Executive functioning is currently a hot topic in developmental psychology, in school, and in parenting... but what exactly is it? Simply put, executive functioning is a collection of brain processes that interact with each other to help us solve problems and achieve goals. They are primarily managed in the frontal lobe of your brain, which is the last part of the brain to develop, usually in very late adolescence (mid-20's). There are 4 major areas of executive functioning, each with two components:
Working Memory - holding something in your head long enough to apply it to what you are working on. For example, remembering all of the steps to a long math problem.

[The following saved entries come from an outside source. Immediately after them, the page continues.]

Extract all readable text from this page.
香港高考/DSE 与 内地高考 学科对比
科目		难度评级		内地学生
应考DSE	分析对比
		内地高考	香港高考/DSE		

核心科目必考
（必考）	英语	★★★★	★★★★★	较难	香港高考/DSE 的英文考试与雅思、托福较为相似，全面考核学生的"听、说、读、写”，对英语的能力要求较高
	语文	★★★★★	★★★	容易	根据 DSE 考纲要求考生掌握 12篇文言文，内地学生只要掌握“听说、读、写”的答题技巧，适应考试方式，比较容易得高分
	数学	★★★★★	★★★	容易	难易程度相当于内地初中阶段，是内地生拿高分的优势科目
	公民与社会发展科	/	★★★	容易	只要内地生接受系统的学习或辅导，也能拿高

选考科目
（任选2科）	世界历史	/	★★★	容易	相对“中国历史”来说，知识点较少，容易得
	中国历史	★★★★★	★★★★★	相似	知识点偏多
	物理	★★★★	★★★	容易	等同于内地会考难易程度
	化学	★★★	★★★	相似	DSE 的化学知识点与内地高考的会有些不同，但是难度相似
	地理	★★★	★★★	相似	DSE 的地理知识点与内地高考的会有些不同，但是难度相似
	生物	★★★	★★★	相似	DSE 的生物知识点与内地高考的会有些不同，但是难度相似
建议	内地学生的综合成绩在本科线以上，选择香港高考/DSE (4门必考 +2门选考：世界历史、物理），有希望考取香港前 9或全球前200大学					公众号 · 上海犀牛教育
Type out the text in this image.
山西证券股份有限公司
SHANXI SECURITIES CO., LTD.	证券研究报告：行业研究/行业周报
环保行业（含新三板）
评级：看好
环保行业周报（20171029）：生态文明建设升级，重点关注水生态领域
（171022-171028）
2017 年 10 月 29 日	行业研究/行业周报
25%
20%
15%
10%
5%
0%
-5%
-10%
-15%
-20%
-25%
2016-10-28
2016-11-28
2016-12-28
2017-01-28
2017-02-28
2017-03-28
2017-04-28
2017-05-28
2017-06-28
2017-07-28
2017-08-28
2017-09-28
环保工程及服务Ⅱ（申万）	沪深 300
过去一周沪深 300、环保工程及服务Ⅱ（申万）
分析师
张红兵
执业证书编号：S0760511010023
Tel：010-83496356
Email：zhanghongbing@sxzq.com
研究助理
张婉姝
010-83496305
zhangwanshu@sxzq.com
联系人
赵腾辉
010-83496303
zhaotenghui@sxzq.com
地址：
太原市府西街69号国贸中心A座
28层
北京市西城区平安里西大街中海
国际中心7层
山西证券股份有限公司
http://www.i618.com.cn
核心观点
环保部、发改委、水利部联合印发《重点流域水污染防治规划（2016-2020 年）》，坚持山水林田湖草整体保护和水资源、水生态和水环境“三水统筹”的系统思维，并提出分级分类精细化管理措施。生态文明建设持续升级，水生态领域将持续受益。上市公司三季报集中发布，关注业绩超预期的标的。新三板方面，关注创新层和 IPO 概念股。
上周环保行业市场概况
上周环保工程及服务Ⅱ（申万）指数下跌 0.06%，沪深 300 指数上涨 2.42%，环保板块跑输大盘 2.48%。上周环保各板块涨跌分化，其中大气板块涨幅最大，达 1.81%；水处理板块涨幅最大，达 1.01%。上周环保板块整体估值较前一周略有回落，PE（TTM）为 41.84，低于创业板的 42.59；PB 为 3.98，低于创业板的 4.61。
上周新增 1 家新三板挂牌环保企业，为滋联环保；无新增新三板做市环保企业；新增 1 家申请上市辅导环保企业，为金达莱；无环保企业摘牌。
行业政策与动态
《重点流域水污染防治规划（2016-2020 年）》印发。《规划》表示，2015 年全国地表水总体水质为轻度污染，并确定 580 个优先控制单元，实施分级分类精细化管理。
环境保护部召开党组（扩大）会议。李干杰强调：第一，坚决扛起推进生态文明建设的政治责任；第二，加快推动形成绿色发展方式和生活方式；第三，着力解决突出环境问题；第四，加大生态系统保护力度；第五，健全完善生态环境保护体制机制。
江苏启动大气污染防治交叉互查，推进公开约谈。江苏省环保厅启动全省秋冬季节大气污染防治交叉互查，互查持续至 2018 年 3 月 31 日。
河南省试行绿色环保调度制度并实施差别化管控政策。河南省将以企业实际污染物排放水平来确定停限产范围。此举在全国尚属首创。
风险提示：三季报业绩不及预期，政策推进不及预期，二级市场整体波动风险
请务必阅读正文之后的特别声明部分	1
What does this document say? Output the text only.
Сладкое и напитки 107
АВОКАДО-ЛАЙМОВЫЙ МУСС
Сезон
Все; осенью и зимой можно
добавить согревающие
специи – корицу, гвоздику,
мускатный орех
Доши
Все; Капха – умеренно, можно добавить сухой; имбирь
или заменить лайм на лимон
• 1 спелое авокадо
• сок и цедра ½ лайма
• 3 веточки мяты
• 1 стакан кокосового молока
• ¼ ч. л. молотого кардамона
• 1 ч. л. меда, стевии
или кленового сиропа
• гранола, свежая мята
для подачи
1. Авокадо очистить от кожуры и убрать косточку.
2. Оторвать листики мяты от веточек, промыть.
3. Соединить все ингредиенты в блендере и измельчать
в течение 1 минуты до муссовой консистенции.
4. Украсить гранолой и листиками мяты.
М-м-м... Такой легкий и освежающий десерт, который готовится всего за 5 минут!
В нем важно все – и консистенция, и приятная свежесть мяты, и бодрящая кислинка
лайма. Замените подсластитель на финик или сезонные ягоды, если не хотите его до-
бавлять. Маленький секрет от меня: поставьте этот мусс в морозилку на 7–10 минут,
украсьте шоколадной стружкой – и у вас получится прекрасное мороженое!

Processing Speed - how quickly you can focus your attention and absorb information
Planning - imagining yourself carrying out tasks from start-to-finish, and having a realistic understanding of what materials you will need and how much time you will need to do to reach your goal
Prioritizing - determining the order tasks should be completed in, based on urgency
Changing Perspective - changing your mindset or attitudes to fit different situations
Shifting Attention - switching between and keeping track of multiple ideas or tasks simultaneously
Self-Monitoring - having a realistic idea of your performance; able to perceive emotions and reflect on past behavior or mistakes
Self-Regulation - successfully managing emotions, behavior, and attention to solve problems and accomplish goals
Some people say that the executive functioning demands we are putting on our children, youth, and young adults are unreasonable because they are developmentally inappropriate; their brains are literally unable to manage the demands. What you do think? Have any of these areas been a breeze or a struggle for you or your child?